Limitations of the Review
Some limitations were encountered while conducting this systematic review. This review may have been affected by the heterogeneity in massage therapy characteristics, including frequency, duration, number of sessions, and massage technique. The number of included studies was small, with each study also having a relatively small sample. Bias was also possible, and blinding subjects and therapists for treatments is difficult. However, assessor blinding and allocation concealment are critical for reducing bias. Only 4 studies have used blinding in their outcome assessments.
Moderator analyses were performed to explain gradients in treatment effect among subgroups. However, because moderator variables cannot be assumed to be statistically independent,32 inferences drawn from these analysis results should be interpreted with caution.
Methodological Recommendations for Future Studies
Future studies considering the mechanism of massage therapy are necessary. To strengthen our evidence, future studies should consider extending this review after the publication of new eligible randomized controlled trials concerning the effect of massage therapy on hypertension. However, future research must include larger samples to increase their explanatory power. In addition, blinding the researcher to the data to prevent possible bias will be critical. Moreover, most studies measured BP immediately before and after massage. Future studies evaluating the intermediate or long-term effects of massage on blood pressure are needed. Finally, future designs should consider the massage type, regimen, massaged area, patient type (prehypertension versus established hypertension), and application of massage therapy for nonpharmacological control of hypertension.
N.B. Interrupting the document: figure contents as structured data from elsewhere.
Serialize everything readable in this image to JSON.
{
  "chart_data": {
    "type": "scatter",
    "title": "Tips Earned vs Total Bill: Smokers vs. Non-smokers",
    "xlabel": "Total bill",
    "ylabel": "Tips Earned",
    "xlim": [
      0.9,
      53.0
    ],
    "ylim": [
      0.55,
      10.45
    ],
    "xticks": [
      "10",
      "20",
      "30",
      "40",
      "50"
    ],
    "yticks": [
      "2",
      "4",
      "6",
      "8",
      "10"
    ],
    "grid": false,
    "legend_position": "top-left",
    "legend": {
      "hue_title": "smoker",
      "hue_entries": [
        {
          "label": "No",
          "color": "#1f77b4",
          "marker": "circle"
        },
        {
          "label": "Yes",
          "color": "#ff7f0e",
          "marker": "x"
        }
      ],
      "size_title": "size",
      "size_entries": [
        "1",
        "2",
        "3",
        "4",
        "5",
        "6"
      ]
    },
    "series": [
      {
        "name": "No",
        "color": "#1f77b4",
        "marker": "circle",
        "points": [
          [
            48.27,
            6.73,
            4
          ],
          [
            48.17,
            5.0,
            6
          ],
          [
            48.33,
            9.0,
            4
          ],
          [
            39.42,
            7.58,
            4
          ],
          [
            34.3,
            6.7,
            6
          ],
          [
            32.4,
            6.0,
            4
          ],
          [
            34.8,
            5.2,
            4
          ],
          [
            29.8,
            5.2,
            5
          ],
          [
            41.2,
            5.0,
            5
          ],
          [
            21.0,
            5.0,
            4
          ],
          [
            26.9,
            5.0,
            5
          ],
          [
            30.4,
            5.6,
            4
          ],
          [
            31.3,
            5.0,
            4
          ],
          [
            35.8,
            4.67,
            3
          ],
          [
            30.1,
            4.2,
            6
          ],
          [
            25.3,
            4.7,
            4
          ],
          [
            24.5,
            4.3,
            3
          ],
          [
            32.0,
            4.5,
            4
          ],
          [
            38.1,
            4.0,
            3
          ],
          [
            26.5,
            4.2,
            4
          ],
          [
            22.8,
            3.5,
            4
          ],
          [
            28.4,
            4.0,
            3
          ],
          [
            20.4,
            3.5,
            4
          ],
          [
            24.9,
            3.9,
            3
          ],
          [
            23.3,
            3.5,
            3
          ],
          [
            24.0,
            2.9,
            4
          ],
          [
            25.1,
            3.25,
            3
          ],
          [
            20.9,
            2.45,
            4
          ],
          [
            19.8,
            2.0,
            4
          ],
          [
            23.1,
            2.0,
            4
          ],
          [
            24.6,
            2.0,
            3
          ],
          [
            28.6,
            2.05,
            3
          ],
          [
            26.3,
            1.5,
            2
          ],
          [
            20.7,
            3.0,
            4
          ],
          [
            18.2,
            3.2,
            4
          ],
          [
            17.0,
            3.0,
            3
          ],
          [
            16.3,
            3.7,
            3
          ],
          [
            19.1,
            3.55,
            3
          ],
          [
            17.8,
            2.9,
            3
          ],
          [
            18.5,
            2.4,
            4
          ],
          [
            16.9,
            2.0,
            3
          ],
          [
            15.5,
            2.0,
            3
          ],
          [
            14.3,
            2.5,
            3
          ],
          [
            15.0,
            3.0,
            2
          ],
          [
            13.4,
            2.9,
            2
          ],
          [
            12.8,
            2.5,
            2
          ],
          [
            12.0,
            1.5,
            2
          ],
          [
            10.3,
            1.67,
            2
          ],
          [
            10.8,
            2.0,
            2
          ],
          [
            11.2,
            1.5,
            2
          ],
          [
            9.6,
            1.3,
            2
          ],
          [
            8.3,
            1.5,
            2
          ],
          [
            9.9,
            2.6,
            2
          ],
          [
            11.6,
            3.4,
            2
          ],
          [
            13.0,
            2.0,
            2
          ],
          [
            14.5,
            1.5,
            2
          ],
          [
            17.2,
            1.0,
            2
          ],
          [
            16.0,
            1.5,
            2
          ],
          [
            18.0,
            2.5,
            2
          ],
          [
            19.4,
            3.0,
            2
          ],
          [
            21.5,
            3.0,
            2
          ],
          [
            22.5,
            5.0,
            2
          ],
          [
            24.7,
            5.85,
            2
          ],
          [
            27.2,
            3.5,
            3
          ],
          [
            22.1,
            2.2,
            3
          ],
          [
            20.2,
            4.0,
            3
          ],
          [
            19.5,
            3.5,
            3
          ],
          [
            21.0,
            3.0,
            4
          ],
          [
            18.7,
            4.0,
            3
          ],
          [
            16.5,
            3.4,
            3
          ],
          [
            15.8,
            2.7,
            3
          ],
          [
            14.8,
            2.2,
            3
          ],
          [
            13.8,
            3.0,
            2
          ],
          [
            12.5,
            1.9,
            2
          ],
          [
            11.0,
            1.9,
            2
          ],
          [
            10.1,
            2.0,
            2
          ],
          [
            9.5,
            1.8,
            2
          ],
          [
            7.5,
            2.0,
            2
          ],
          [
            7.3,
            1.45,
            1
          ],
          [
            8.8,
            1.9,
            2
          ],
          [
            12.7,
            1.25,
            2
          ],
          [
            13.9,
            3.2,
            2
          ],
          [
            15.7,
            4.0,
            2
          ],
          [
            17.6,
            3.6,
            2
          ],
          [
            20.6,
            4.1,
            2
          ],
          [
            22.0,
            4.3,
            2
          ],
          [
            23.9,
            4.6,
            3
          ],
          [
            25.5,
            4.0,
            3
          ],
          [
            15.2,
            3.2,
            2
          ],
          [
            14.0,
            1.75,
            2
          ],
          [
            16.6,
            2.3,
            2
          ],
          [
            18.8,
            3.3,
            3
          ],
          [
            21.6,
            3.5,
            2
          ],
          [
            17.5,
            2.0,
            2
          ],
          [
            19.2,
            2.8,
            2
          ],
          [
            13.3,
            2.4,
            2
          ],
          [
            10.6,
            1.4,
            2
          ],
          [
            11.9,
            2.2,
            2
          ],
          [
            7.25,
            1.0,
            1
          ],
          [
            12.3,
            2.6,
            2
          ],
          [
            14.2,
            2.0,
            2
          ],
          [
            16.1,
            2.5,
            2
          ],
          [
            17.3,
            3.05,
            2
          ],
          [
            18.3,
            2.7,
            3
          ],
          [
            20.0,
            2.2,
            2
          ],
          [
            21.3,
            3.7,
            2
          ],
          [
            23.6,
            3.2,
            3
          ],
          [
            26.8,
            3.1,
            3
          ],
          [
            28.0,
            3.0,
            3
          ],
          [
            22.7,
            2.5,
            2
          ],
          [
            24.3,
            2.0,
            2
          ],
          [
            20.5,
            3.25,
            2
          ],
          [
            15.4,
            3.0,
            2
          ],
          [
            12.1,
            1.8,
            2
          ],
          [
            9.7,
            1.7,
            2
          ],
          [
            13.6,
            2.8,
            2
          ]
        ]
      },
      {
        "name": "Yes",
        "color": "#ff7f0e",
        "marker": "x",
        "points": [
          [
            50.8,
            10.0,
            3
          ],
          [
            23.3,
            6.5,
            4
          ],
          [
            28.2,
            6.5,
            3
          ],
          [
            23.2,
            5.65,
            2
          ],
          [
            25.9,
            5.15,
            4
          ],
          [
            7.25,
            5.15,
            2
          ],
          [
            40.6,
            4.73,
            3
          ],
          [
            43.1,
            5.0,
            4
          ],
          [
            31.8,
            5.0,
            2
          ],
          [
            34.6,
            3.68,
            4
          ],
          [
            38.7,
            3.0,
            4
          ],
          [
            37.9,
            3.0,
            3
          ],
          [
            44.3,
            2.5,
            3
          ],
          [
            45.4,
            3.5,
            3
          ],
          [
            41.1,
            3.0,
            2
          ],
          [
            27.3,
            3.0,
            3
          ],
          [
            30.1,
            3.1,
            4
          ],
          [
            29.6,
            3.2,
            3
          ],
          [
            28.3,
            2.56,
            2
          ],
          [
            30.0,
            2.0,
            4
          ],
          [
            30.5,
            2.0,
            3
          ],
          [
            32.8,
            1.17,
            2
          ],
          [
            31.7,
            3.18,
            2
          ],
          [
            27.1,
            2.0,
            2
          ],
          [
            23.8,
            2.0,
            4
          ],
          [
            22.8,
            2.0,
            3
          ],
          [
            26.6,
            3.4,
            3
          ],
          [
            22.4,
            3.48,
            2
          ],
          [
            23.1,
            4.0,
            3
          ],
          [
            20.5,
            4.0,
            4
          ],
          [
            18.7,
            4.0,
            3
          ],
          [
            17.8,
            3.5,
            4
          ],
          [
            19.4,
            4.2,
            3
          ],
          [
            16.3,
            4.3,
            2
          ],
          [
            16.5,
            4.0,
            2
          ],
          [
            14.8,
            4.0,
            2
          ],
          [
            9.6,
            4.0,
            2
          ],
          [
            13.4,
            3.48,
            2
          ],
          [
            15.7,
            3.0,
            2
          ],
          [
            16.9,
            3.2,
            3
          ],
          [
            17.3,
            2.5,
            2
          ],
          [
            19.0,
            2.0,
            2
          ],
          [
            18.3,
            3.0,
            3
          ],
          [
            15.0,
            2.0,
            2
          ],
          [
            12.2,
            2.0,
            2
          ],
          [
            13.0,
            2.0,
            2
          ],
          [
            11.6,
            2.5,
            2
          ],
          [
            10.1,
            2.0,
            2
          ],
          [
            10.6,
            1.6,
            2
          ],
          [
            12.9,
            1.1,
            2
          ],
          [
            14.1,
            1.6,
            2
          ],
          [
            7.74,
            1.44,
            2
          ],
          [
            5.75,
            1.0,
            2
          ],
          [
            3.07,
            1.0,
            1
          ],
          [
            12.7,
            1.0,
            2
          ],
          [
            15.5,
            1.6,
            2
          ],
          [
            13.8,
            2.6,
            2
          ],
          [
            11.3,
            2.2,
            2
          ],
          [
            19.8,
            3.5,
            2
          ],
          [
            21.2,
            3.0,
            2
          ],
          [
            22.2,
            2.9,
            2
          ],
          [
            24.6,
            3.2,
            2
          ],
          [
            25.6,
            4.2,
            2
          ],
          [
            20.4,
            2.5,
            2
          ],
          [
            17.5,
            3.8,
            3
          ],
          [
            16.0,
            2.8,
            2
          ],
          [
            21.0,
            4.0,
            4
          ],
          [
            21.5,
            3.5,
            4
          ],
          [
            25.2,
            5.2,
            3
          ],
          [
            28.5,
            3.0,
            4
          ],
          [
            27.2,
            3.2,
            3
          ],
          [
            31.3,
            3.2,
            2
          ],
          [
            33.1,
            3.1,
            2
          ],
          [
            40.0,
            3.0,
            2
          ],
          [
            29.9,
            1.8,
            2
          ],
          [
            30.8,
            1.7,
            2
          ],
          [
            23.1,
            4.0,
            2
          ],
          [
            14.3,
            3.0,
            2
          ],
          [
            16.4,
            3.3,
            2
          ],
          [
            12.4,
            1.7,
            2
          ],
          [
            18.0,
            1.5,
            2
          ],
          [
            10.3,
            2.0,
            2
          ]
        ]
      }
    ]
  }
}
Significant differences between the control and massage therapy groups in SBP and DBP were identified, with massage therapy shown to reduce both parameters. Massage therapy is a simple nonpharmacological stress-reduction method that appears to positively impact blood pressure. This review of massage therapy for hypertension provides crucial guidelines for future research.
What’s New and Important
- Massage therapy significantly reduces SBP and DBP compared with control.
- Swedish massage therapy causes the largest reduction in SBP in patients with hypertension and prehypertension.
- Future studies of higher quality are needed, with a particular emphasis on Swedish massage therapy.